Further, there were baseline differences in ethnic subgroup representation between the laparoscopic, open, and robotic groups; most notably, there were a high percentage of African American patients in the open surgery group. As African American women may have a higher burden of fibroid disease, there may have been larger uterine size and number of fibroids in the open surgery group. This difference poses potential bias to the study. The robotic and laparoscopic groups contained smaller numbers of patients than the open surgery group and appeared reflective of the total cohort of surgeries over 15 years.
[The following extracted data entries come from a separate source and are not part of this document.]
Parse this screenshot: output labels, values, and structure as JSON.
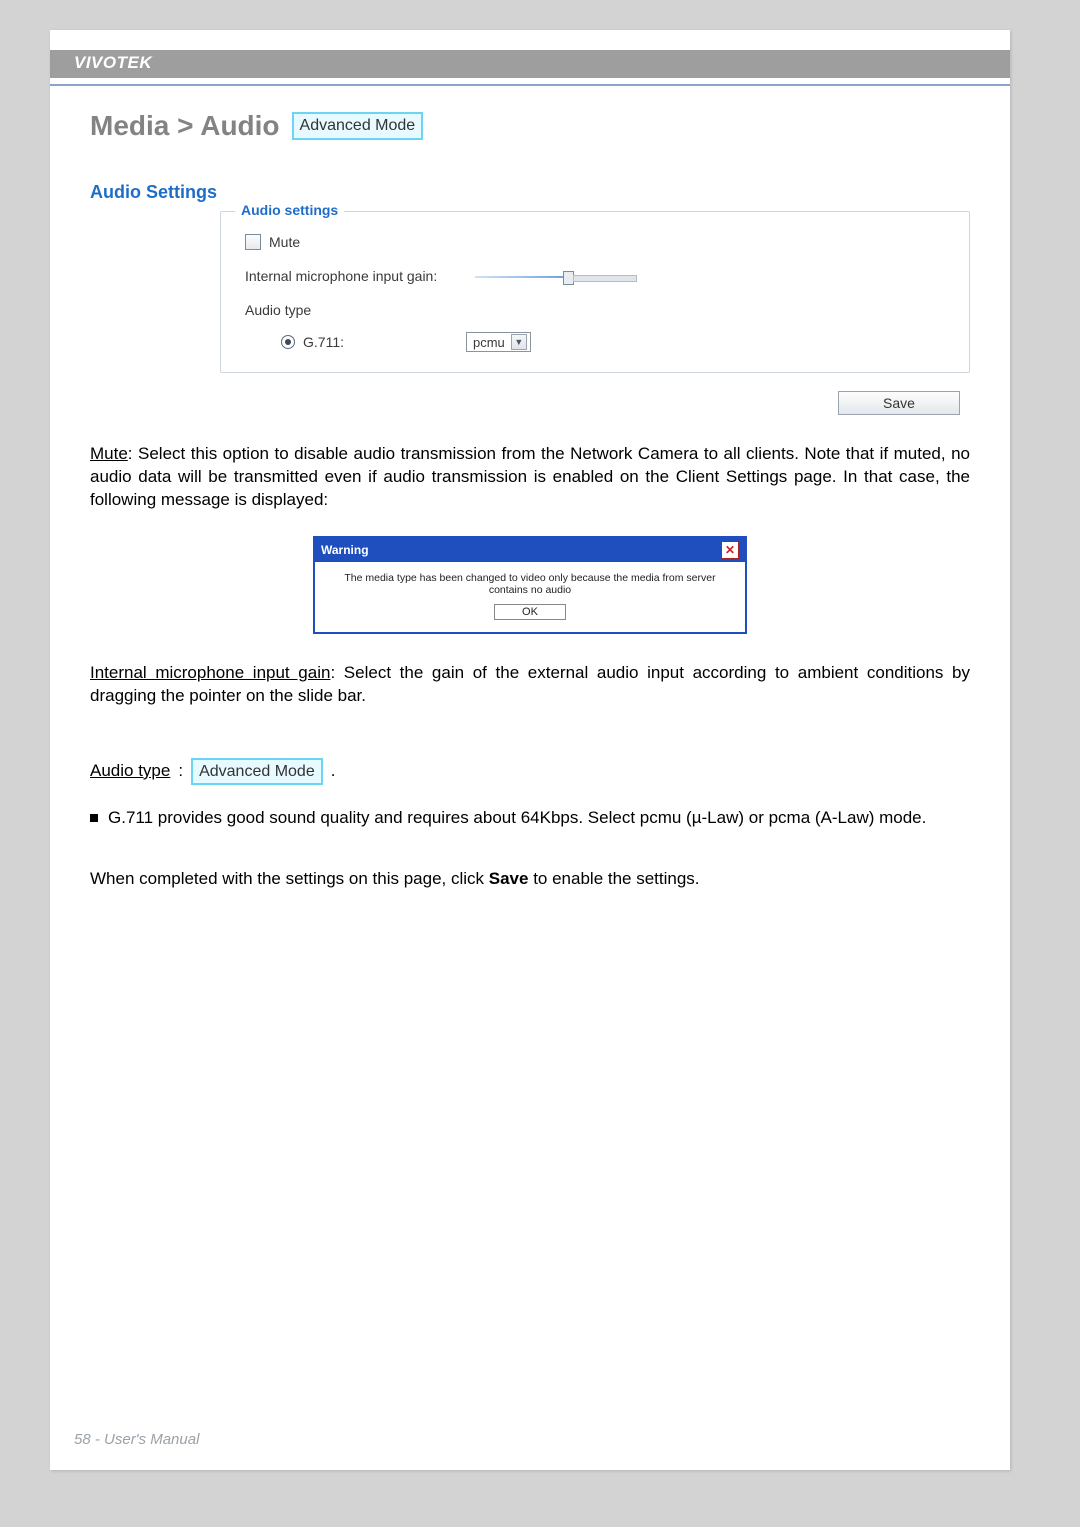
{
  "brand": "VIVOTEK",
  "breadcrumb": "Media > Audio",
  "advanced_badge": "Advanced Mode",
  "section_title": "Audio Settings",
  "fieldset": {
    "legend": "Audio settings",
    "mute_label": "Mute",
    "gain_label": "Internal microphone input gain:",
    "audio_type_label": "Audio type",
    "g711_label": "G.711:",
    "codec_value": "pcmu"
  },
  "save_label": "Save",
  "para_mute_lead": "Mute",
  "para_mute_rest": ": Select this option to disable audio transmission from the Network Camera to all clients. Note that if muted, no audio data will be transmitted even if audio transmission is enabled on the Client Settings page. In that case, the following message is displayed:",
  "warning": {
    "title": "Warning",
    "body": "The media type has been changed to video only because the media from server contains no audio",
    "ok": "OK"
  },
  "para_gain_lead": "Internal microphone input gain",
  "para_gain_rest": ": Select the gain of the external audio input according to ambient conditions by dragging the pointer on the slide bar.",
  "audio_type_lead": "Audio type",
  "audio_type_badge": "Advanced Mode",
  "audio_type_trail": ".",
  "bullet_g711": "G.711 provides good sound quality and requires about 64Kbps. Select pcmu (µ-Law) or pcma (A-Law) mode.",
  "para_save_1": "When completed with the settings on this page, click ",
  "para_save_bold": "Save",
  "para_save_2": " to enable the settings.",
  "footer": "58 - User's Manual"
}
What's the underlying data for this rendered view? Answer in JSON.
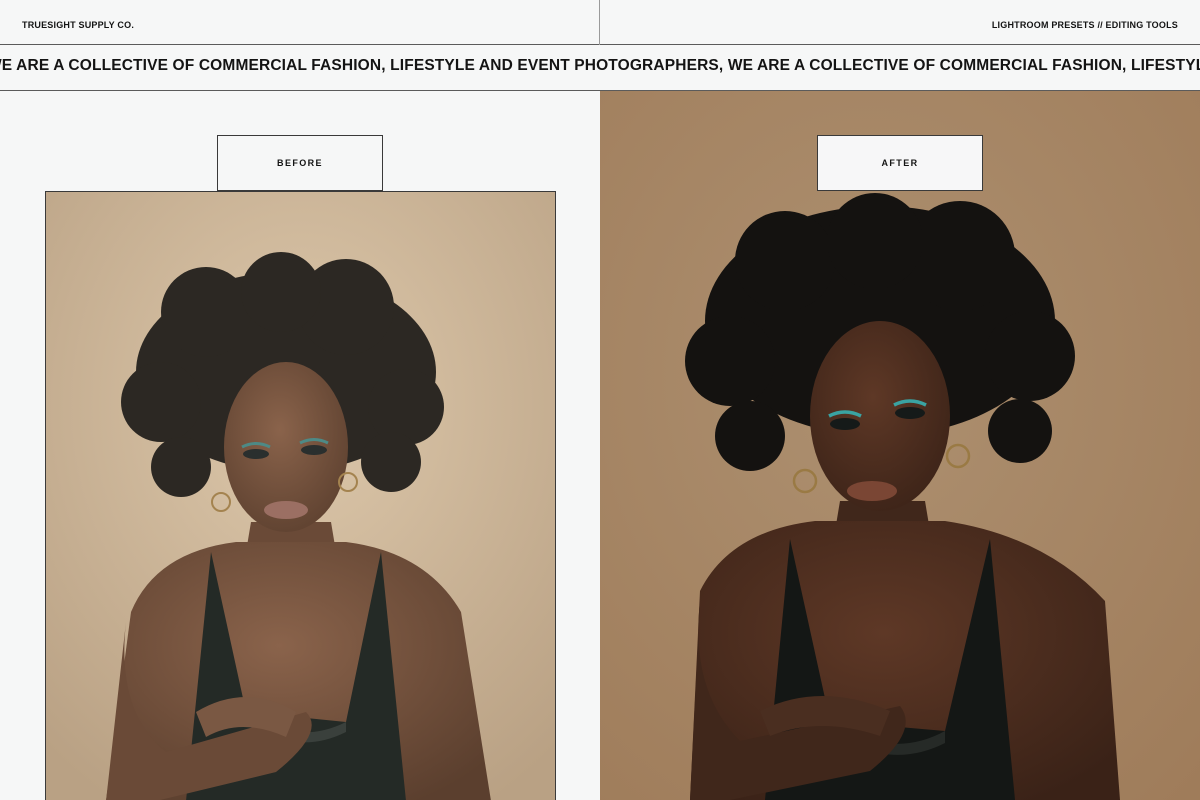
{
  "header": {
    "brand": "TRUESIGHT SUPPLY CO.",
    "tagline": "LIGHTROOM PRESETS // EDITING TOOLS"
  },
  "ticker": {
    "text": "WE ARE A COLLECTIVE OF COMMERCIAL FASHION, LIFESTYLE AND EVENT PHOTOGRAPHERS, WE ARE A COLLECTIVE OF COMMERCIAL FASHION, LIFESTYLE AND EVENT PHOTOGRAPHERS,"
  },
  "comparison": {
    "before_label": "BEFORE",
    "after_label": "AFTER"
  },
  "colors": {
    "page_background": "#f6f7f7",
    "before_backdrop": "#d2bb9c",
    "after_backdrop": "#a88a68",
    "rule_color": "#5b5b5b"
  }
}
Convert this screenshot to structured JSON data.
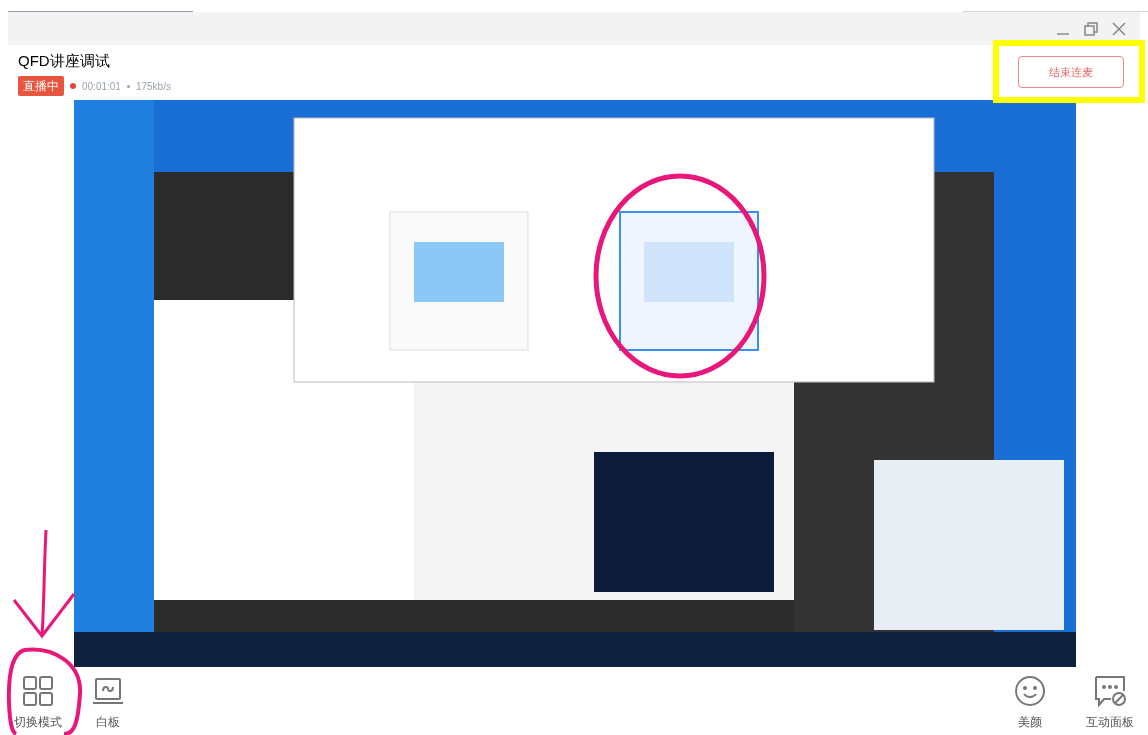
{
  "stream": {
    "title": "QFD讲座调试",
    "live_badge": "直播中",
    "duration": "00:01:01",
    "bitrate": "175kb/s"
  },
  "end_button": "结束连麦",
  "tools_left": [
    {
      "kind": "grid",
      "label": "切换模式"
    },
    {
      "kind": "whiteboard",
      "label": "白板"
    }
  ],
  "tools_right": [
    {
      "kind": "face",
      "label": "美颜"
    },
    {
      "kind": "chat",
      "label": "互动面板"
    }
  ]
}
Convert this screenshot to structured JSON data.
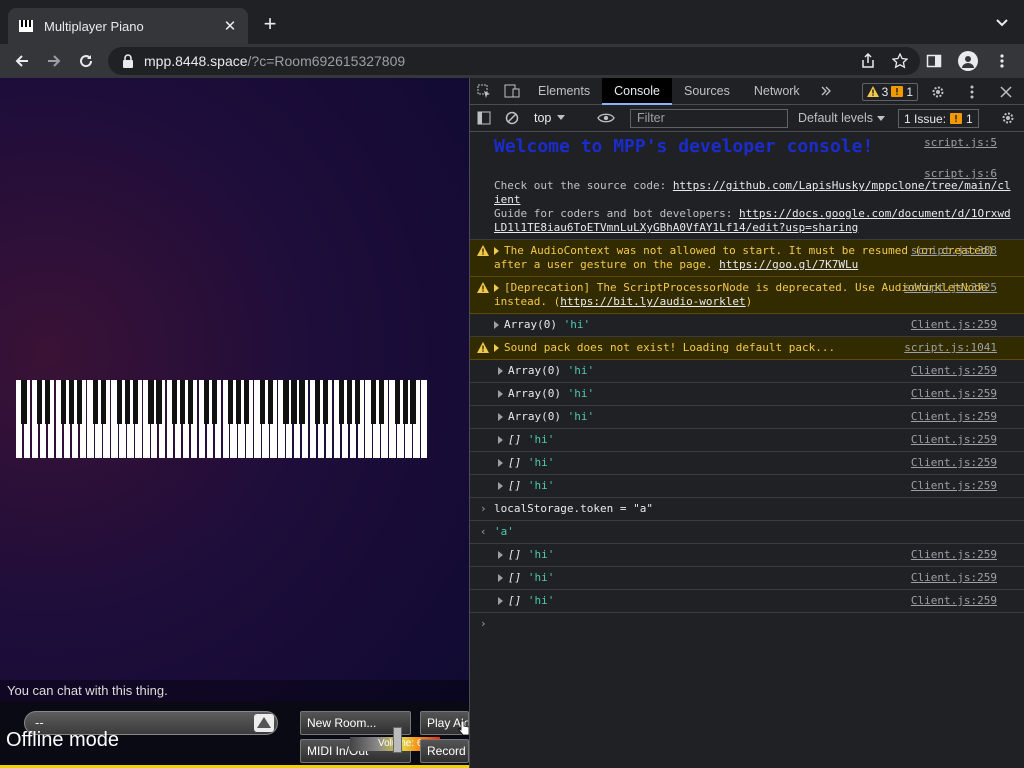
{
  "browser": {
    "tab_title": "Multiplayer Piano",
    "url_host": "mpp.8448.space",
    "url_rest": "/?c=Room692615327809"
  },
  "page": {
    "chat_message": "You can chat with this thing.",
    "room_select_value": "--",
    "offline_text": "Offline mode",
    "buttons": {
      "new_room": "New Room...",
      "play_alone": "Play Alo",
      "midi": "MIDI In/Out",
      "record": "Record M"
    },
    "volume_label": "Volume: 60%",
    "volume_level": 0.6
  },
  "devtools": {
    "tabs": [
      "Elements",
      "Console",
      "Sources",
      "Network"
    ],
    "active_tab": "Console",
    "warnings_count": "3",
    "issues_count": "1",
    "context": "top",
    "filter_placeholder": "Filter",
    "levels": "Default levels",
    "issue_label": "1 Issue:",
    "issue_count_badge": "1",
    "console": {
      "welcome": "Welcome to MPP's developer console!",
      "welcome_src": "script.js:5",
      "info_src": "script.js:6",
      "info_line1_label": "Check out the source code: ",
      "info_line1_link": "https://github.com/LapisHusky/mppclone/tree/main/client",
      "info_line2_label": "Guide for coders and bot developers: ",
      "info_line2_link": "https://docs.google.com/document/d/1OrxwdLD1l1TE8iau6ToETVmnLuLXyGBhA0VfAY1Lf14/edit?usp=sharing",
      "warn1_text": "The AudioContext was not allowed to start. It must be resumed (or created) after a user gesture on the page. ",
      "warn1_link": "https://goo.gl/7K7WLu",
      "warn1_src": "script.js:388",
      "warn2_text": "[Deprecation] The ScriptProcessorNode is deprecated. Use AudioWorkletNode instead. (",
      "warn2_link": "https://bit.ly/audio-worklet",
      "warn2_end": ")",
      "warn2_src": "script.js:3725",
      "warn3_text": "Sound pack does not exist! Loading default pack...",
      "warn3_src": "script.js:1041",
      "array_label": "Array(0)",
      "empty_array": "[]",
      "hi": "'hi'",
      "client_src": "Client.js:259",
      "input_cmd": "localStorage.token = \"a\"",
      "result": "'a'"
    }
  }
}
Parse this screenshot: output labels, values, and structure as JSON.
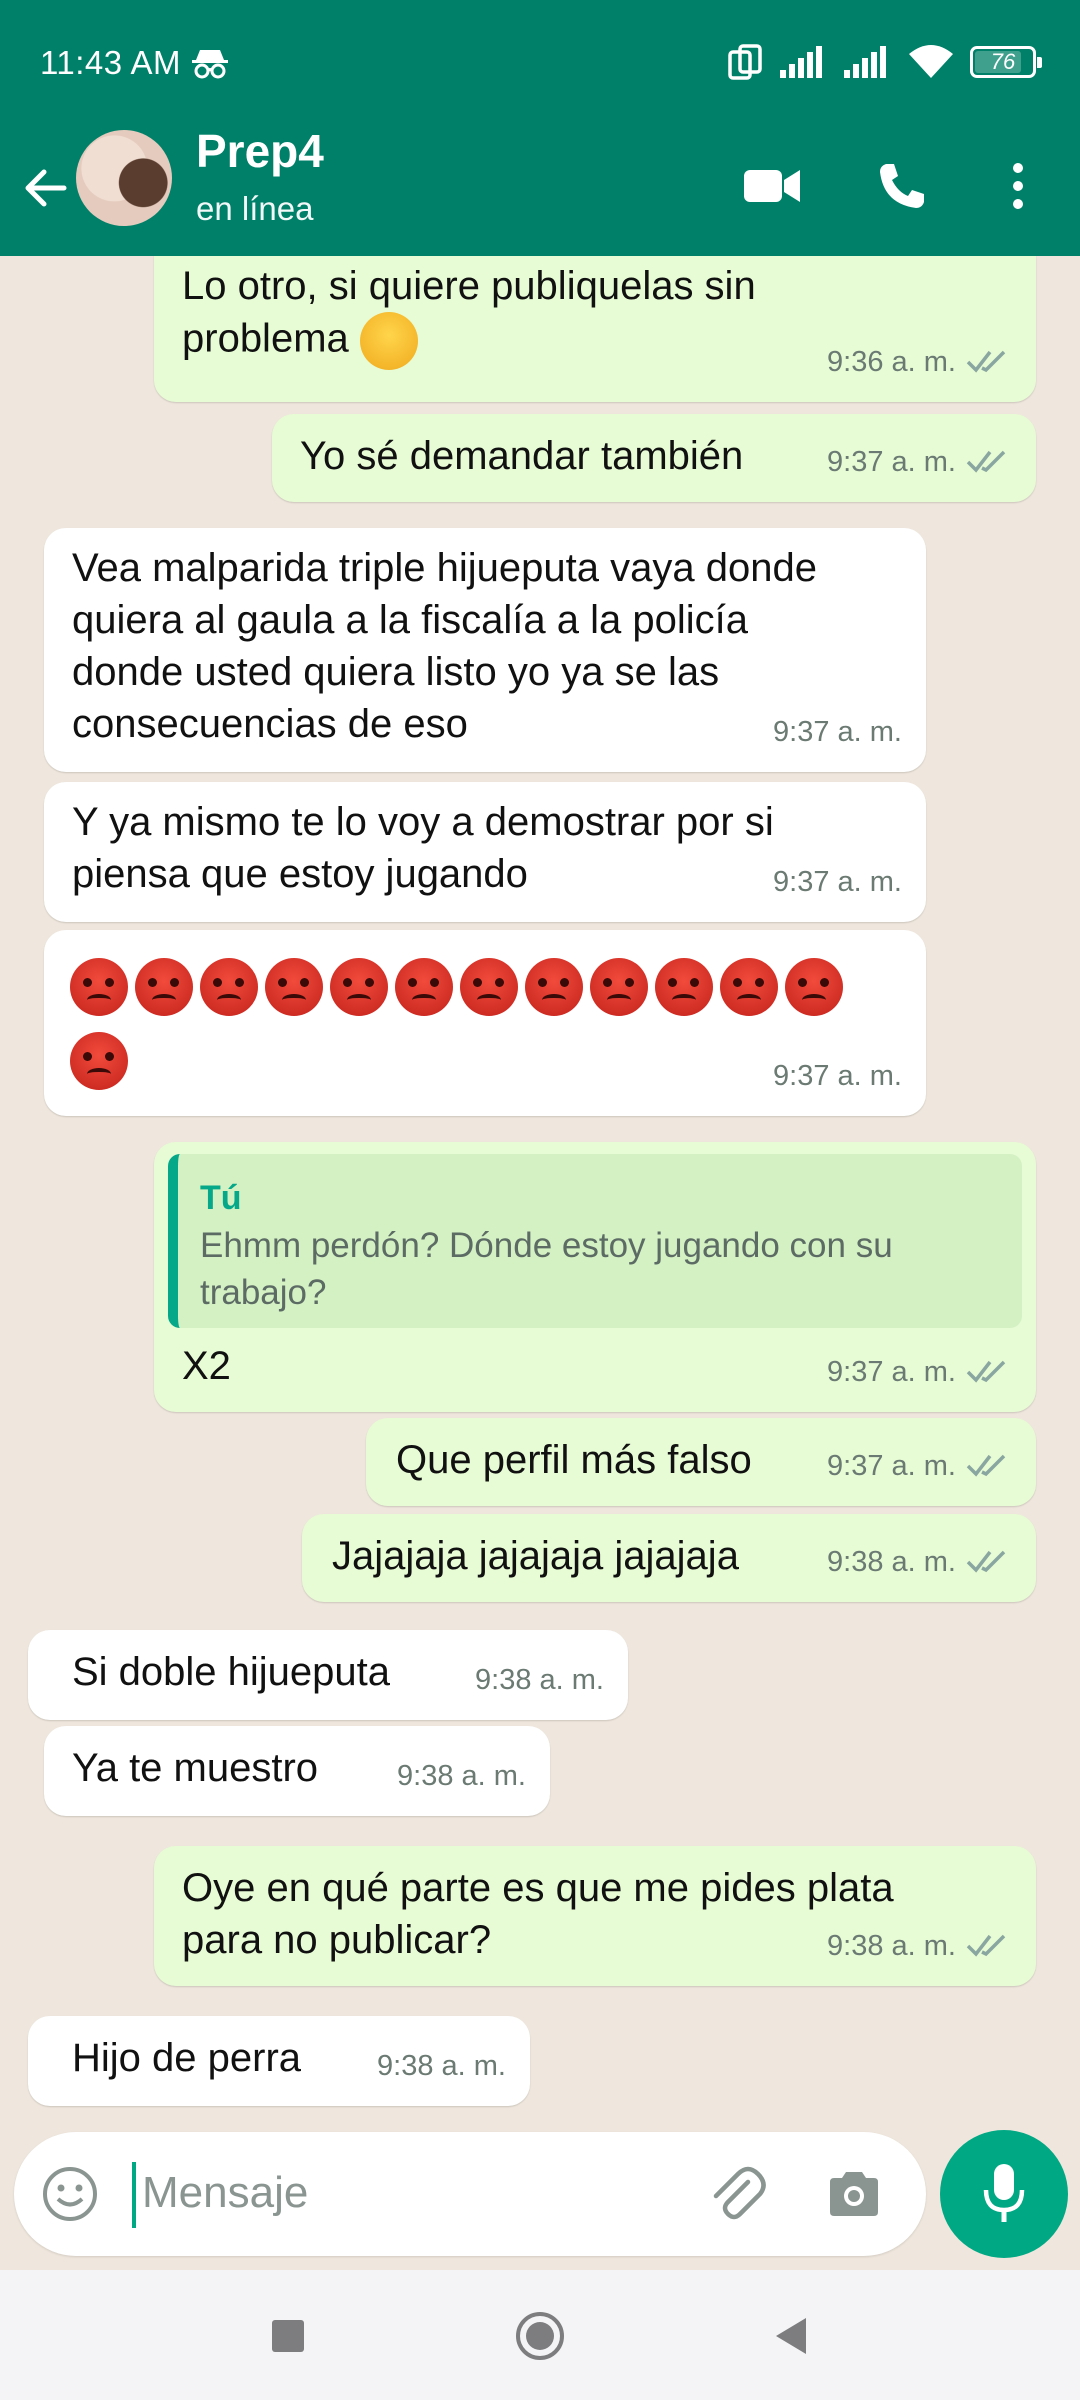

This is similar to the overall distribution of surgical subgroups for this cohort described in our previous report comparing short-term outcomes between approaches [6]. Finally, the duration of follow-up for the robotic group is small due to the more recent adoption of this technique. Review of the included robotic cases confirmed that they were performed several years after robotic myomectomy was adopted at our institution and by experienced robotic surgeons; therefore, despite the smaller numbers, we believe that this data is accurate and would not be biased by the learning curve associated with acquiring robotic proficiency. Longer-term studies of robotic myomectomy outcomes are still desirable.

5. Conclusions

Compared with the standard open myomectomy technique, minimally invasive robotic and laparoscopic myomectomy appear to achieve similar outcomes over long-term follow-up. Both fertility and pregnancy outcomes as well as bleeding patterns are similar across surgical approaches. These data begin to address an important gap in our current literature and add to the overall supportive data surrounding minimally invasive surgical approaches to myomectomy. Reassuring long-term data combined with favorable comparisons of peri- and postoperative outcomes should prompt consideration of minimally invasive myomectomy whenever possible.

Tables. Numeric variables are summarized by mean and standard deviation when they appear to have a normal distribution. For nonnormally appearing data, summaries are given as median and interquartile range. Categorical values are summarized by frequency and percentage. All comparisons are univariable and are performed by analysis of variance (for normal data), Kruskal-Wallis analysis of ranks (nonnormal data), and Chi-square tests. Normality is determined by visual inspection of histograms and QQ plots. Data were stored in a REDCap database and analyses are performed using R version 3.1.0 (2014-04-10).

Competing Interests

The authors report no conflict of interests.


The authors wish to acknowledge Dr. Stephen Zimberg from Cleveland Clinic Florida for his support and significant contribution of patients to the study.